Le tribunal correctionnel de Paris a jugé l’exécution provisoire nécessaire pour « garantir l’effectivité de la peine au regard de l’importance du trouble à l’ordre public causé par l’infraction ». Autrement dit sans motiver sa décision, la notion d’ordre public n’étant pas définie. Elle relève de l’arbitraire le plus total. Ironie du sort, l’article 7 de la loi, en projet, du ministre de la Justice Gérald Darmanin, dite loi S.U.R.E prévoit d’intégrer le « trouble à l’ordre public » dans les critères de l’exécution provisoire.

Le syndicat CGT Insertion Probation fait une analyse judicieuse du problème posé dans son communiqué publié le 23 octobre 2025, intitulé " Incarcération de Nicolas Sarkozy : la révolution pénale est comme Saturne, elle dévore ses enfants ! "L'ORDRE PUBLIC

Communiqué de la CGT insertion probation :

"Ce 21 octobre, l’ancien président de la République Nicolas Sarkozy entre en détention à Paris-la-Santé. Un symbole fort, bien sûr. Mais surtout l’occasion de rappeler que le système pénal et carcéral qu’il a contribué à durcir depuis les années 2000 est aujourd’hui à bout de souffle. Peines planchers, affaire de Pornic, responsabilité des agents du ministère, sévérité, célérité, autant d’injonctions données depuis plus de 20 ans par ce dernier à l’ensemble des acteurs de la justice pénale.

Pourtant depuis le 6 octobre 2025, un nombre considérable de voix se lèvent, dans une étrange polyphonie politico-médiatique, pour remettre en cause une justice expéditive, disproportionnée, à charge dans ce dossier sans jamais remettre en question le fonctionnement de la justice pénale dans son entièreté.

Incarcéré et pas définitivement condamné, exception, scandale ?

Comme 22 500 autres détenus sur les 85 000 présents dans les prison françaises, Nicolas Sarkozy est incarcéré alors qu’il n’est pas définitivement condamné (dans cette affaire en tout cas...), puisqu’il a fait appel. Il y a deux types de prévenus en détention ; les détenus appelés couramment les « appelants », à savoir interjetant appel de leur condamnation alors qu’un mandat de dépôt a été prononcé par la juridiction (exécution provisoire), et les détenus qui sont incarcérés alors même qu’ils n’ont encore JAMAIS été jugés.

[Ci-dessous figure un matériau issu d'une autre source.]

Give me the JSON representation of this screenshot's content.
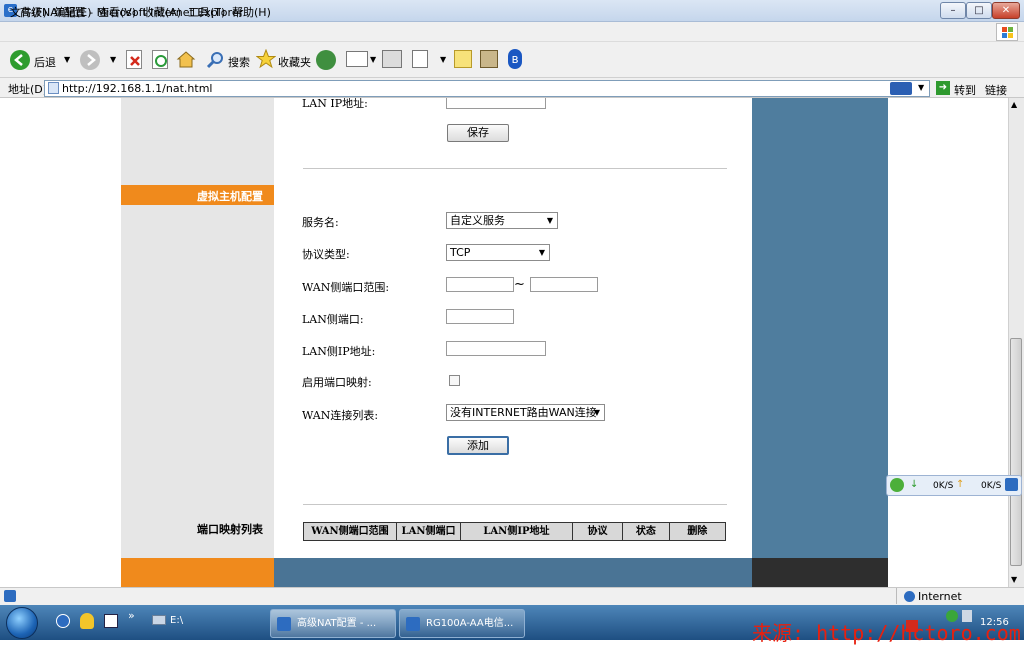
{
  "window": {
    "title": "高级NAT配置 - Microsoft Internet Explorer",
    "controls": {
      "minimize": "–",
      "maximize": "□",
      "close": "✕"
    }
  },
  "menu": [
    "文件(F)",
    "编辑(E)",
    "查看(V)",
    "收藏(A)",
    "工具(T)",
    "帮助(H)"
  ],
  "toolbar": {
    "back_label": "后退",
    "search_label": "搜索",
    "favorites_label": "收藏夹"
  },
  "address": {
    "label": "地址(D)",
    "url": "http://192.168.1.1/nat.html",
    "go_label": "转到",
    "links_label": "链接"
  },
  "page": {
    "top_field_label": "LAN IP地址:",
    "save_button": "保存",
    "section_virtual_host": "虚拟主机配置",
    "fields": {
      "service_name_label": "服务名:",
      "service_name_value": "自定义服务",
      "protocol_label": "协议类型:",
      "protocol_value": "TCP",
      "wan_port_range_label": "WAN侧端口范围:",
      "range_separator": "~",
      "lan_port_label": "LAN侧端口:",
      "lan_ip_label": "LAN侧IP地址:",
      "enable_mapping_label": "启用端口映射:",
      "wan_conn_list_label": "WAN连接列表:",
      "wan_conn_list_value": "没有INTERNET路由WAN连接"
    },
    "add_button": "添加",
    "port_list_label": "端口映射列表",
    "table_headers": [
      "WAN侧端口范围",
      "LAN侧端口",
      "LAN侧IP地址",
      "协议",
      "状态",
      "删除"
    ]
  },
  "speed_widget": {
    "down": "0K/S",
    "up": "0K/S"
  },
  "statusbar": {
    "zone": "Internet"
  },
  "taskbar": {
    "folder_label": "E:\\",
    "chevron": "»",
    "tasks": [
      "高级NAT配置 - ...",
      "RG100A-AA电信..."
    ],
    "clock": "12:56"
  },
  "watermark": "来源: http://hctoro.com"
}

Ce type d’incarcération pose en effet des problématiques juridiques voire philosophiques. En effet, si le principe de la présomption d’innocence est censé prédominer pour garantir les libertés fondamentales des justiciables, de nombreuses dérogations ont été prévues par le législateur avant le procès ou à la suite de la condamnation en première instance. Ces régimes dérogatoires, étendus au fil des réformes pénales (notamment sous les quinquennats Sarkozy et Macron), installent une logique d’urgence et de suspicion permanente, où la privation de liberté devient un outil de gestion de l’ordre public avant d’être une réponse judiciaire à des actes posés.

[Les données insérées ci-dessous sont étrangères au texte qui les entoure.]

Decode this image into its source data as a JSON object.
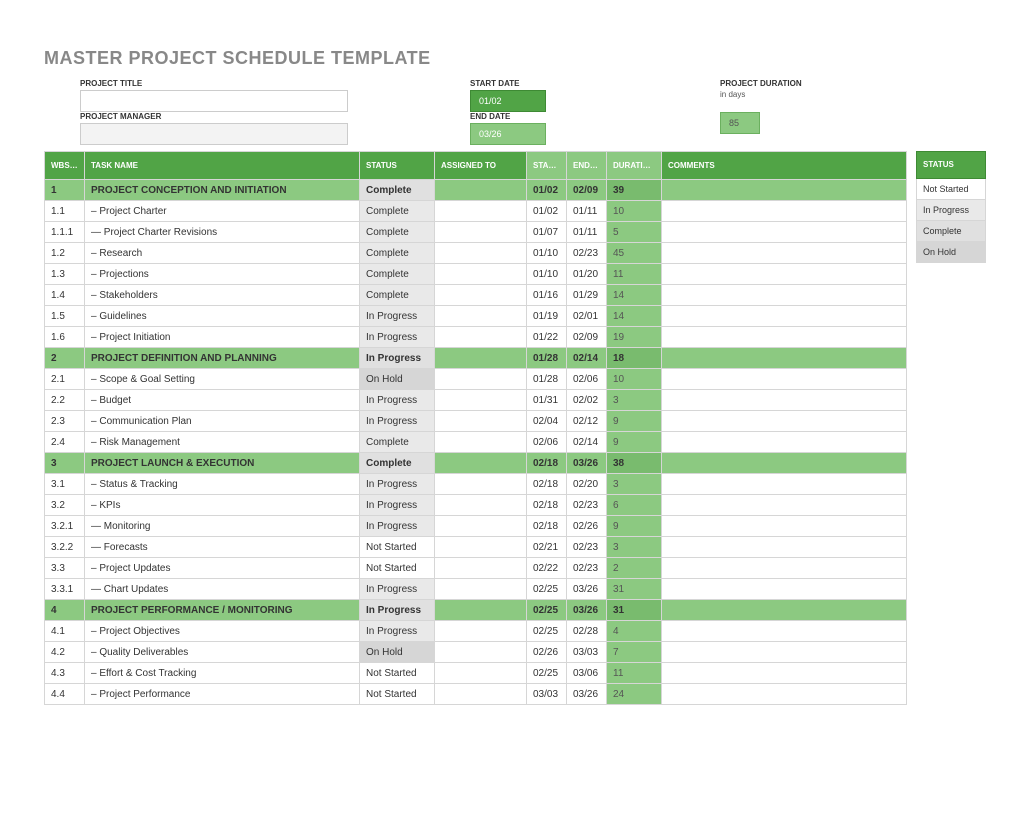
{
  "title": "MASTER PROJECT SCHEDULE TEMPLATE",
  "meta": {
    "project_title_label": "PROJECT TITLE",
    "project_manager_label": "PROJECT MANAGER",
    "start_date_label": "START DATE",
    "end_date_label": "END DATE",
    "start_date": "01/02",
    "end_date": "03/26",
    "duration_label": "PROJECT DURATION",
    "duration_sub": "in days",
    "duration_value": "85"
  },
  "headers": {
    "wbs": "WBS NO.",
    "task": "TASK NAME",
    "status": "STATUS",
    "assigned": "ASSIGNED TO",
    "start": "START DATE",
    "end": "END DATE",
    "duration": "DURATION in days",
    "comments": "COMMENTS"
  },
  "legend": {
    "header": "STATUS",
    "not_started": "Not Started",
    "in_progress": "In Progress",
    "complete": "Complete",
    "on_hold": "On Hold"
  },
  "rows": [
    {
      "type": "section",
      "wbs": "1",
      "task": "PROJECT CONCEPTION AND INITIATION",
      "status": "Complete",
      "start": "01/02",
      "end": "02/09",
      "dur": "39"
    },
    {
      "type": "row",
      "wbs": "1.1",
      "task": "Project Charter",
      "indent": 1,
      "status": "Complete",
      "start": "01/02",
      "end": "01/11",
      "dur": "10"
    },
    {
      "type": "row",
      "wbs": "1.1.1",
      "task": "Project Charter Revisions",
      "indent": 2,
      "status": "Complete",
      "start": "01/07",
      "end": "01/11",
      "dur": "5"
    },
    {
      "type": "row",
      "wbs": "1.2",
      "task": "Research",
      "indent": 1,
      "status": "Complete",
      "start": "01/10",
      "end": "02/23",
      "dur": "45"
    },
    {
      "type": "row",
      "wbs": "1.3",
      "task": "Projections",
      "indent": 1,
      "status": "Complete",
      "start": "01/10",
      "end": "01/20",
      "dur": "11"
    },
    {
      "type": "row",
      "wbs": "1.4",
      "task": "Stakeholders",
      "indent": 1,
      "status": "Complete",
      "start": "01/16",
      "end": "01/29",
      "dur": "14"
    },
    {
      "type": "row",
      "wbs": "1.5",
      "task": "Guidelines",
      "indent": 1,
      "status": "In Progress",
      "start": "01/19",
      "end": "02/01",
      "dur": "14"
    },
    {
      "type": "row",
      "wbs": "1.6",
      "task": "Project Initiation",
      "indent": 1,
      "status": "In Progress",
      "start": "01/22",
      "end": "02/09",
      "dur": "19"
    },
    {
      "type": "section",
      "wbs": "2",
      "task": "PROJECT DEFINITION AND PLANNING",
      "status": "In Progress",
      "start": "01/28",
      "end": "02/14",
      "dur": "18"
    },
    {
      "type": "row",
      "wbs": "2.1",
      "task": "Scope & Goal Setting",
      "indent": 1,
      "status": "On Hold",
      "start": "01/28",
      "end": "02/06",
      "dur": "10"
    },
    {
      "type": "row",
      "wbs": "2.2",
      "task": "Budget",
      "indent": 1,
      "status": "In Progress",
      "start": "01/31",
      "end": "02/02",
      "dur": "3"
    },
    {
      "type": "row",
      "wbs": "2.3",
      "task": "Communication Plan",
      "indent": 1,
      "status": "In Progress",
      "start": "02/04",
      "end": "02/12",
      "dur": "9"
    },
    {
      "type": "row",
      "wbs": "2.4",
      "task": "Risk Management",
      "indent": 1,
      "status": "Complete",
      "start": "02/06",
      "end": "02/14",
      "dur": "9"
    },
    {
      "type": "section",
      "wbs": "3",
      "task": "PROJECT LAUNCH & EXECUTION",
      "status": "Complete",
      "start": "02/18",
      "end": "03/26",
      "dur": "38"
    },
    {
      "type": "row",
      "wbs": "3.1",
      "task": "Status & Tracking",
      "indent": 1,
      "status": "In Progress",
      "start": "02/18",
      "end": "02/20",
      "dur": "3"
    },
    {
      "type": "row",
      "wbs": "3.2",
      "task": "KPIs",
      "indent": 1,
      "status": "In Progress",
      "start": "02/18",
      "end": "02/23",
      "dur": "6"
    },
    {
      "type": "row",
      "wbs": "3.2.1",
      "task": "Monitoring",
      "indent": 2,
      "status": "In Progress",
      "start": "02/18",
      "end": "02/26",
      "dur": "9"
    },
    {
      "type": "row",
      "wbs": "3.2.2",
      "task": "Forecasts",
      "indent": 2,
      "status": "Not Started",
      "start": "02/21",
      "end": "02/23",
      "dur": "3"
    },
    {
      "type": "row",
      "wbs": "3.3",
      "task": "Project Updates",
      "indent": 1,
      "status": "Not Started",
      "start": "02/22",
      "end": "02/23",
      "dur": "2"
    },
    {
      "type": "row",
      "wbs": "3.3.1",
      "task": "Chart Updates",
      "indent": 2,
      "status": "In Progress",
      "start": "02/25",
      "end": "03/26",
      "dur": "31"
    },
    {
      "type": "section",
      "wbs": "4",
      "task": "PROJECT PERFORMANCE / MONITORING",
      "status": "In Progress",
      "start": "02/25",
      "end": "03/26",
      "dur": "31"
    },
    {
      "type": "row",
      "wbs": "4.1",
      "task": "Project Objectives",
      "indent": 1,
      "status": "In Progress",
      "start": "02/25",
      "end": "02/28",
      "dur": "4"
    },
    {
      "type": "row",
      "wbs": "4.2",
      "task": "Quality Deliverables",
      "indent": 1,
      "status": "On Hold",
      "start": "02/26",
      "end": "03/03",
      "dur": "7"
    },
    {
      "type": "row",
      "wbs": "4.3",
      "task": "Effort & Cost Tracking",
      "indent": 1,
      "status": "Not Started",
      "start": "02/25",
      "end": "03/06",
      "dur": "11"
    },
    {
      "type": "row",
      "wbs": "4.4",
      "task": "Project Performance",
      "indent": 1,
      "status": "Not Started",
      "start": "03/03",
      "end": "03/26",
      "dur": "24"
    }
  ]
}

C’est d’ailleurs à l’initiative de toute une partie droitière de l’échiquier politique, dont le président de la République a été un moteur, que le recours à la détention ou l’exécution provisoire est plébiscité. Dernière réforme prévue, le projet de loi SURE de Gérald Darmanin qui prévoit dans son article 7 encore une fois d’étendre le champ de la détention provisoire en matière correctionnelle en intégrant un motif d’ordre public, notion ô combien floue et extensive.

La détention provisoire est donc loin d’être ni une exception en matière pénale, ni en l’occurrence un traitement extraordinaire. C’est justement un des nœuds du problème de la surpopulation carcérale en France et devrait nous interroger collectivement pour Nicolas Sarkozy mais aussi pour les autres 22 499 détenus provisoires de France."